Размер шрифта
-
+

Беатриса - стр. 7

Вижу яростное лицо того, что с тяжелой задницей. У него и рожа вдруг становится как задница. Наподобие макакиной – с синеватыми прожилками сверху вниз, вокруг носа. Кулаки сжаты, костяшки аж побелели.

Высокий направо и налево лупит длинными ногами. Народ, вывалившийся из пришедшего от «Проспекта Мира» поезда, в панике разбегается. Визг, вопли.

У меня темнеет в глазах. Мне в моем метро никогда не тесно, а тут вдруг сразу стало тесно. Я даже забыл про ненавистные пионы. Сам не помню, как оказался между этими двумя. Успеваю перехватить ногу высокого и резко высоко ее задираю, размахиваюсь своей ногой и бью его в пах. Бежевый тяжелый ботинок на высокой шнуровке – это мощное оружие. Попал метко. Он летит на спину и тут же сжимается на полу в комок, как томный эмбриончик.

Слышу за спиной гортанный всхлип и рычание, поворачиваюсь резко и приседаю. Тяжелый кулак пролетает над моей головой. Мигом выпрямляюсь и бью лбом в крупную переносицу. Попадаю опять метко, эффективно. Он тут же валится на грязный, истоптанный пол и мгновенно заливается бурой кровью.

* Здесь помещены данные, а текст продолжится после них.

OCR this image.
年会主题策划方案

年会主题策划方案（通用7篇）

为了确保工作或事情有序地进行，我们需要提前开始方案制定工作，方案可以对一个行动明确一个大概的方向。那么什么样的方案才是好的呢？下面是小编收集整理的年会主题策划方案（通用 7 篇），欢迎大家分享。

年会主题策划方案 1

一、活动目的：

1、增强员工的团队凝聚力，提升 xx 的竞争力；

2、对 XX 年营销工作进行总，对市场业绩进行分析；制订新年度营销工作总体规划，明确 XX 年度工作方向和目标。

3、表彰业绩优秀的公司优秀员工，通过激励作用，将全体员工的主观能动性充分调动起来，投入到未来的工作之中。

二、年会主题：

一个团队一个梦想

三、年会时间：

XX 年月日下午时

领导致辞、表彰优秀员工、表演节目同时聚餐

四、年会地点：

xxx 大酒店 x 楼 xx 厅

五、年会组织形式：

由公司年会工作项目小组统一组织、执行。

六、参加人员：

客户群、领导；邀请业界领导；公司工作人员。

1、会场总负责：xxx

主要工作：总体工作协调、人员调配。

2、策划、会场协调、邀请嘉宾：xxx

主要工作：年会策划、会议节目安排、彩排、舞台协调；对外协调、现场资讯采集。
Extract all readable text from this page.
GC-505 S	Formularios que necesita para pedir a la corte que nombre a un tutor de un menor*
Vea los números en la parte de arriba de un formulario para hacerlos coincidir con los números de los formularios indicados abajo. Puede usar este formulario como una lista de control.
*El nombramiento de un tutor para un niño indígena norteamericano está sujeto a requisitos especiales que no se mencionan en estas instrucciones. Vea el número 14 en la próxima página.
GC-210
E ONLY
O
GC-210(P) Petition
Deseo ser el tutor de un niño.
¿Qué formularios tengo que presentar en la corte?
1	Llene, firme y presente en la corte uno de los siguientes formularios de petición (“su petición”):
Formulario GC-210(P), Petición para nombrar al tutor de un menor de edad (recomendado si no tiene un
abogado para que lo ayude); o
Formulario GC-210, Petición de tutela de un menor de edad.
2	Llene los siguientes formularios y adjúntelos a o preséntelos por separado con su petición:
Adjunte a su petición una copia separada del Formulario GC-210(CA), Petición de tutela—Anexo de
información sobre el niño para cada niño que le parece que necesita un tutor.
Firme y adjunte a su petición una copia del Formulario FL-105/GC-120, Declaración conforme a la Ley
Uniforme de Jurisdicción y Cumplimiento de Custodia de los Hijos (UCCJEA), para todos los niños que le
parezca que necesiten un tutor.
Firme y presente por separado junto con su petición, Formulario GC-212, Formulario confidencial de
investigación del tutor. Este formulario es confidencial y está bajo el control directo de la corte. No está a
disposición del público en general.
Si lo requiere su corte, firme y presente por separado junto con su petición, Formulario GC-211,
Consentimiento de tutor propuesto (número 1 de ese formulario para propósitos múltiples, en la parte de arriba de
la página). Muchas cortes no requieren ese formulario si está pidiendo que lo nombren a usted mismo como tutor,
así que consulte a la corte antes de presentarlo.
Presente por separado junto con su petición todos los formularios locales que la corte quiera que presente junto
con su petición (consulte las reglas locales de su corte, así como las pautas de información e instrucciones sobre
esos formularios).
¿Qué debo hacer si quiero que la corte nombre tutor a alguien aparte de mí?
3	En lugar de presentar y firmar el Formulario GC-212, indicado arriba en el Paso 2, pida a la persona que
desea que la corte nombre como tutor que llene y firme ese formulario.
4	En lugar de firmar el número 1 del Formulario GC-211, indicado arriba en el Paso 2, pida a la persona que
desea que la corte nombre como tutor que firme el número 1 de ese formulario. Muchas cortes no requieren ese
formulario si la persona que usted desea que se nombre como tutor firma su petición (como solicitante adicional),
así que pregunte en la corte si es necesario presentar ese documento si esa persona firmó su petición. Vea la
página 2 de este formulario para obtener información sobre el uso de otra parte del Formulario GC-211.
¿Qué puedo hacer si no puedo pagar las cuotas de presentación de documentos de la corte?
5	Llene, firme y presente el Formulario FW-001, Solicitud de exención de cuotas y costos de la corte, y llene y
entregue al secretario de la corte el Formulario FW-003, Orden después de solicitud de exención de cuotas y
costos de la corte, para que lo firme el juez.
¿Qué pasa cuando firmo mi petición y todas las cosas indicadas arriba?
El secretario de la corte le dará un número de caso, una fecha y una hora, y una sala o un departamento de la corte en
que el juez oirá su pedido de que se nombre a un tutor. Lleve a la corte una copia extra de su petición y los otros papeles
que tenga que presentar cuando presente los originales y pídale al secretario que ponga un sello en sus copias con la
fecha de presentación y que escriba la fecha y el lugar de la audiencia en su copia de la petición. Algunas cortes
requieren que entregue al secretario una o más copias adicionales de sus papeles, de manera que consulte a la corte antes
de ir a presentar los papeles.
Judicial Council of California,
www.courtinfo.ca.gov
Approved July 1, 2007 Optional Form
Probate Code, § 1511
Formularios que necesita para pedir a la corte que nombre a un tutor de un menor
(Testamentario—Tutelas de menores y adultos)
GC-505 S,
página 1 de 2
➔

Сзади кто-то грубо хватает меня за ворот и тянет назад. Сильная рука, неумолимая. Я пытаюсь вывернуться, пионы, переломанные белые головки, летят на пол, рассыпаясь на лепестки. Успеваю скосить глаза за спину – это местный, подземный, страж порядка в фуражке с низкой и серой, словно остывший блин, тульей. Сам он рыжий, огромный, с бесцветными, пустыми глазами. Вдруг он, ойкнув, приседает и отпускает меня. Я вижу, что за его спиной стоит разъяренная тигрица – шатенка в зеленом свитере. Она успевает опустить ногу, и я понимаю, что несчастному менту досталось так же, как от меня высокому.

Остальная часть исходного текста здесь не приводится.